JPMorgan: Bitcoin and gold have become structurally important

The “debasement trade” trend will persist over the long term as allocations to gold and bitcoin in investor portfolios expand, JPMorgan analysts said, according to The Block

“The rise in gold prices over the past year has gone well beyond the moves implied by changes in the US dollar and bond yields. This likely reflects the re-emergence of [a risk-hedging strategy],” the experts noted.

Record inflows into the crypto market in 2024 also indicated that bitcoin has become a structurally significant instrument for market participants. 

JPMorgan described the past year as a “turning point” for the digital-asset industry. By its estimates, cumulative inflows into the space over 12 months were about $78bn. 

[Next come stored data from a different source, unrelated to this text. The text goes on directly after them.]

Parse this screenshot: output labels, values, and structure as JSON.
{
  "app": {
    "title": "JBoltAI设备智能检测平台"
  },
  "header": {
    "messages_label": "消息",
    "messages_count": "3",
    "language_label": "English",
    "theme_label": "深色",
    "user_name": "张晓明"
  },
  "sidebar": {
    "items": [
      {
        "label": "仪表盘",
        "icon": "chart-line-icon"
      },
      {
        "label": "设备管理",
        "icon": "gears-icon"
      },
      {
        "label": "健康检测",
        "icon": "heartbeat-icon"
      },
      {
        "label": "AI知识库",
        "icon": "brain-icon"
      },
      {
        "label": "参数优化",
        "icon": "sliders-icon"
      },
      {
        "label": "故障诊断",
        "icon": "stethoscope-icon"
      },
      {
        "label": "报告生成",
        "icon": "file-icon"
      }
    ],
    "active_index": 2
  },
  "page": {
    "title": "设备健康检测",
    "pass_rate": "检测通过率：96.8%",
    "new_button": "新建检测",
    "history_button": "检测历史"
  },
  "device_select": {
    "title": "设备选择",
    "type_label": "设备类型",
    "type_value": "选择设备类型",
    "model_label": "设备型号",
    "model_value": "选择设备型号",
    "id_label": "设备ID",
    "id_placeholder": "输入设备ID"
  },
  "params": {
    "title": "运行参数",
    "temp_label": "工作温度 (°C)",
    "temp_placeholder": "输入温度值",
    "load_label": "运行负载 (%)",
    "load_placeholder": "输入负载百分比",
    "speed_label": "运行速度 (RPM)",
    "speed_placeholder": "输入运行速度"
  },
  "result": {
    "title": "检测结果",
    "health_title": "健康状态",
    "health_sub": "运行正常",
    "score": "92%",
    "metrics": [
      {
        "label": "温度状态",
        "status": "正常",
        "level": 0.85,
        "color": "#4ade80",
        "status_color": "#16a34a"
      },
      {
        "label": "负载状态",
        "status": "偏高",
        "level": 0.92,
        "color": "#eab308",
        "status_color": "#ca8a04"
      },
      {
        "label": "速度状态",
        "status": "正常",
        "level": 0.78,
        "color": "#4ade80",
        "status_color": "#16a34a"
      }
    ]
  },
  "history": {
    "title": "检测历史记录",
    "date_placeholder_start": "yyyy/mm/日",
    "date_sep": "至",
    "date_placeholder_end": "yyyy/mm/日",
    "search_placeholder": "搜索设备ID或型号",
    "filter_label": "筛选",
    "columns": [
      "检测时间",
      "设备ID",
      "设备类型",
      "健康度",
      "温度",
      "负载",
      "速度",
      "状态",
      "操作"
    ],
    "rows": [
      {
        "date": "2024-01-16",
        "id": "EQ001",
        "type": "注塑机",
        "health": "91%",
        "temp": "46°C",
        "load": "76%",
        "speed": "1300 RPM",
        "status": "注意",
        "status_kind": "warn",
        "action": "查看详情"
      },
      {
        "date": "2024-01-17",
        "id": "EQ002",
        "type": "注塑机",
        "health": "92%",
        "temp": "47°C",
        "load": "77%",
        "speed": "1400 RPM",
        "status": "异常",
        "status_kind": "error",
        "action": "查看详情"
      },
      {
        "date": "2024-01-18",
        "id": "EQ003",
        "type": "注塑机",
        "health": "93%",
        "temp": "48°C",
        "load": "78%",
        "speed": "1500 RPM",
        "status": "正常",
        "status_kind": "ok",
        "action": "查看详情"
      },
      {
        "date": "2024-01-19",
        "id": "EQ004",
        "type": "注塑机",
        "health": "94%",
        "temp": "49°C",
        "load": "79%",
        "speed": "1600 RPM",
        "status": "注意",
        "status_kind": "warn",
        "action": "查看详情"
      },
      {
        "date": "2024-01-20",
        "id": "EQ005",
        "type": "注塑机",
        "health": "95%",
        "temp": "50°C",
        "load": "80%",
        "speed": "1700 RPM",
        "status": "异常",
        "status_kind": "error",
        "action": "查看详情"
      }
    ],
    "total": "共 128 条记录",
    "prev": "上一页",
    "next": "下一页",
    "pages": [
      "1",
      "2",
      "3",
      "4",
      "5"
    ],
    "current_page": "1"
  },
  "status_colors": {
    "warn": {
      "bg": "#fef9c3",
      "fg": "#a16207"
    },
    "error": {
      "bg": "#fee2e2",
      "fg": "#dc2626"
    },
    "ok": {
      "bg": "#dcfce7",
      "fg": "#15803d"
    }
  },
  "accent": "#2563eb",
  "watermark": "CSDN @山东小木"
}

Of that, $27bn went to ETFs, $14bn to CME futures, $14bn to crypto venture funds, $22bn were represented by MicroStrategy’s bitcoin purchases, and $1bn by miners’ transactions. 

According to the analysts, the increase in gold’s share in portfolios is “obvious” when examining the amount of the precious metal held by central banks and private investors. 

The latter group uses various instruments: physical gold, gold ETFs and other investment products, which currently account for a significant percentage of the total among non-bank investors worldwide.

Data: The Block.

In November 2024, JPMorgan analysts expressed confidence “in good performance” of the first cryptocurrency and gold during Donald Trump’s presidency in the US.